A History Grad student at American University

3 responses to ““How Sleep the Brave Who Sink to Rest””

  1. drdankerr says :

    Excellent project!!

  2. David Lockmiller says :

    I was reading recently from F. B. Carpenter’s book “The Inner Life of Abraham Lincoln, Six Months at the White House” (p. 224) the two poetry quotes by Lincoln to the women at the Soldiers’ Home cemetery and wanted to know who was the poet and the name of the poem from which Lincoln quoted. I was able to find the first two lines with a Google book search: “How Sleep the Brave” by William Collins (1746). But a similar search for the second two lines which Lincoln “afterwards quoted” —

    “And women o’er the graves shall weep,
    Where nameless heroes calmly sleep.”

    – I could not find either the name of the poet or the poem.

    Is it possible that Lincoln himself became the anonymous poet in that moment, in that place, in the fall of 1864?

    The complete narrative from one of the women’s story in the San Francisco Bulletin, as written by Carpenter at pages 223-24, reads as follows:

    The ‘Home’ only admitted soldiers of the regular army; but in the graveyard near at hand there are numberless graves – some without a spear of grass to hide their newness – that hold the bodies of volunteers.

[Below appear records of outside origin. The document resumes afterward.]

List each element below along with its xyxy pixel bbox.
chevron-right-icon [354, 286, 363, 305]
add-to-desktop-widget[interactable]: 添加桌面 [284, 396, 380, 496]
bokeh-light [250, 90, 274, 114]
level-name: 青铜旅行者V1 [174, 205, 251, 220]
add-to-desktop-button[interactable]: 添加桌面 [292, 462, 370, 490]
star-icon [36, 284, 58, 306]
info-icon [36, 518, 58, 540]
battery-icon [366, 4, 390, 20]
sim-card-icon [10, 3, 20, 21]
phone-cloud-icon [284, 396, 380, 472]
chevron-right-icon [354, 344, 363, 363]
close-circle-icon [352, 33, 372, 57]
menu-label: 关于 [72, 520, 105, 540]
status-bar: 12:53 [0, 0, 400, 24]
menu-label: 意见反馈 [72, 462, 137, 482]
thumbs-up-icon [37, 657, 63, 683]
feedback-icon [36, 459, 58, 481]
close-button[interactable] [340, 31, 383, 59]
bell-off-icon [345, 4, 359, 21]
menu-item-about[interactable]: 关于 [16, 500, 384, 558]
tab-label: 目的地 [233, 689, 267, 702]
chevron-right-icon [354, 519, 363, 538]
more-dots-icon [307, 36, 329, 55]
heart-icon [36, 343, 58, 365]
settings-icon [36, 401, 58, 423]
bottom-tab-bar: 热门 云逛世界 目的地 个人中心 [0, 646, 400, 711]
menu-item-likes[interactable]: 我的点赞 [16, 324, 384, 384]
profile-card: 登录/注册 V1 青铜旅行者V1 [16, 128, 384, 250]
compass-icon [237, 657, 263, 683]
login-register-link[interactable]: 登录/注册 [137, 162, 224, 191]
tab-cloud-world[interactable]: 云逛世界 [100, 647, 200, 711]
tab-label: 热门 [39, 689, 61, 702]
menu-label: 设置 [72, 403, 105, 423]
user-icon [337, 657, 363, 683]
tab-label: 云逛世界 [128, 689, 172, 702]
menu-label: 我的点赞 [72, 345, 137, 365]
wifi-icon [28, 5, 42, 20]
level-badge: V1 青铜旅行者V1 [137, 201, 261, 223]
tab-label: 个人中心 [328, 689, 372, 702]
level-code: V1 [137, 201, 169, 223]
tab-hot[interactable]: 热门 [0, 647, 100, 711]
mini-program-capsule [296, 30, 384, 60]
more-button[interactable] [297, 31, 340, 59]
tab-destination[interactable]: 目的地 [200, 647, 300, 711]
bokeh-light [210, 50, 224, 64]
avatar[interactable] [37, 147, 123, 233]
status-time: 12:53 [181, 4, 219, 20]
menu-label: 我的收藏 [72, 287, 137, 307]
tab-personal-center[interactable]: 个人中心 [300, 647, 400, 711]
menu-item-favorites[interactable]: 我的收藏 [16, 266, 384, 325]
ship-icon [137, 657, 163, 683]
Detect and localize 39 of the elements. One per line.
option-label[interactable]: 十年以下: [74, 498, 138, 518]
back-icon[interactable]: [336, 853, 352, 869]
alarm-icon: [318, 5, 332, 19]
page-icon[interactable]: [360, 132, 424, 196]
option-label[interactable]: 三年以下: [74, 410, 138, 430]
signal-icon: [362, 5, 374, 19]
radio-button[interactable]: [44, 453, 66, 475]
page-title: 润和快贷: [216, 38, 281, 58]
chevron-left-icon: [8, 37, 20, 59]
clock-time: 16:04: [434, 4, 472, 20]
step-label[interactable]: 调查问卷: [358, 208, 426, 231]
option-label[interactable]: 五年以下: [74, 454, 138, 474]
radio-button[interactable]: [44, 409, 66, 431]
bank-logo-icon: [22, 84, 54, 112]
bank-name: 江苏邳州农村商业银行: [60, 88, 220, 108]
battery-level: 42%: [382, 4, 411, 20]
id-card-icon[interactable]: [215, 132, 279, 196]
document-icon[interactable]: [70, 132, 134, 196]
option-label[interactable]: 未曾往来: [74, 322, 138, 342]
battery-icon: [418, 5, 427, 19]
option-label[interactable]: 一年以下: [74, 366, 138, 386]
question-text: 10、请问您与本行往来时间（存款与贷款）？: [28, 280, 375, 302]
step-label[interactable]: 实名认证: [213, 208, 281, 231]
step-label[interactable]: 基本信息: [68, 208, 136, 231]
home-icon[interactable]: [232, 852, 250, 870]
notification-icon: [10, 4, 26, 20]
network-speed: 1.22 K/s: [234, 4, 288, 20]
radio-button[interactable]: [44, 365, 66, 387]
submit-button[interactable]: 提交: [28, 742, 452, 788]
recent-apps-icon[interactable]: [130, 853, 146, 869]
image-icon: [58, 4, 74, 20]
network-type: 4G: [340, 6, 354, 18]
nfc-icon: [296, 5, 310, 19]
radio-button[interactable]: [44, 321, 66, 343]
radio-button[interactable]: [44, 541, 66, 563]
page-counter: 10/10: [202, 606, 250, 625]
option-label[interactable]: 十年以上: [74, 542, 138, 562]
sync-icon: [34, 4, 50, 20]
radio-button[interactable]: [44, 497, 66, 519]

    While we stood in the soft evening air, watching the faint trembling of the long tendrils of waving willow, and feeling the dewy coolness that that was flung out by the old oaks above us, Mr. Lincoln joined us, and stood silent, too, taking in the scene,

    “How sleep the brave, who sink to rest
    By all their country’s wishes blest,” –
    he said, softly.

    There was something so touching in the picture opened before us, — the nameless graves, the solemn quiet, the tender twilight air, but more particularly our own feminine disposition to be easily melted, I suppose, — that it made us cry as if we stood beside the tomb of our own dead, and gave point to the lines which he afterwards quoted:

    “And women o’er the graves shall weep,
    Where nameless heroes calmly sleep.”